Is it because they have been brought up to believe themselves to be so utterly valueless that they numb themselves with huge quantities of strong drink, spending £100 a night if they have it, drinking ten or 12 glasses of ‘Jager Bomb’ until they vomit or pass out and have to be rescued?
Is it because they witnessed so much violence in their young lives that it seems natural to them to stab or punch, and assault the police threatening ‘I’ll kill both of you’, ‘f***ing pigs’, and ‘I’m going to rip your f***ing head off’.

A woman in a sequined top is taken by police during a night out in Blackpool
One officer, appalled but resigned, blames our celebrity culture. Teenagers automatically resent and reject parental discipline. Instead, it’s cool to copy ‘celebrity’ role models.
A police officer in the programme said if we want to blame anyone for the behaviour of the girls they arrest: ‘Blame the Spice Girls.’
But that’s not fair, Girl Power is not at fault. The achievements of Spice Girls Victoria Beckham, Melanie Chisholm and the rest demonstrate that genuine Girl Power depends on talent and hard work.

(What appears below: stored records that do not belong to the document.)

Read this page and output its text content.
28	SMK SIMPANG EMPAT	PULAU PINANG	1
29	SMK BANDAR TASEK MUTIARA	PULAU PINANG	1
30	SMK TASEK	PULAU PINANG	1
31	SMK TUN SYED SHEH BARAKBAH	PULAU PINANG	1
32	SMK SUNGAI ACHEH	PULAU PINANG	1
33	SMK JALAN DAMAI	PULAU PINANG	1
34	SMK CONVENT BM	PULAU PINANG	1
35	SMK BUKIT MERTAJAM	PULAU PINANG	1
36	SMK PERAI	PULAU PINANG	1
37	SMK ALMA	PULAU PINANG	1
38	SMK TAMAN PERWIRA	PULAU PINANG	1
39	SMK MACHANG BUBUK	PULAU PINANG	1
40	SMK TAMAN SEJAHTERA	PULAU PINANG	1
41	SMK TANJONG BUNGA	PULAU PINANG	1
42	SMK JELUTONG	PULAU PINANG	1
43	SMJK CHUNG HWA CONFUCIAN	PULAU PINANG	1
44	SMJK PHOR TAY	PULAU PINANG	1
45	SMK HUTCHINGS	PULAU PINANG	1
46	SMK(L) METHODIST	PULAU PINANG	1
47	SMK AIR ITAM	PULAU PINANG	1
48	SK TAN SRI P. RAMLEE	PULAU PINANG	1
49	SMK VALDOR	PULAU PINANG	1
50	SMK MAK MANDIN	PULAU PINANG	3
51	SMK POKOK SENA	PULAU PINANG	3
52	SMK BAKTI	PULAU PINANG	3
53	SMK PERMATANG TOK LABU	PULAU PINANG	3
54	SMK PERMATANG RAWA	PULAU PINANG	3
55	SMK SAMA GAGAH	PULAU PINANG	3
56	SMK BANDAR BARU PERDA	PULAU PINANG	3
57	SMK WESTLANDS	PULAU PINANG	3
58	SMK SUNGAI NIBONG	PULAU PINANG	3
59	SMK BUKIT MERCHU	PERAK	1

So don’t blame the Spice Girls. Blame the flock of dishevelled, inarticulate, talentless wannabees, addicted to drink, drugs and violence, who define fun as being photographed regularly falling in and out of gutters.
They have become the role models for a tragic generation of young women who totter after them, and destroy themselves in the process.
Most shocking is the violence perpetrated by some of these girls. They don’t just hurt themselves, they injure others.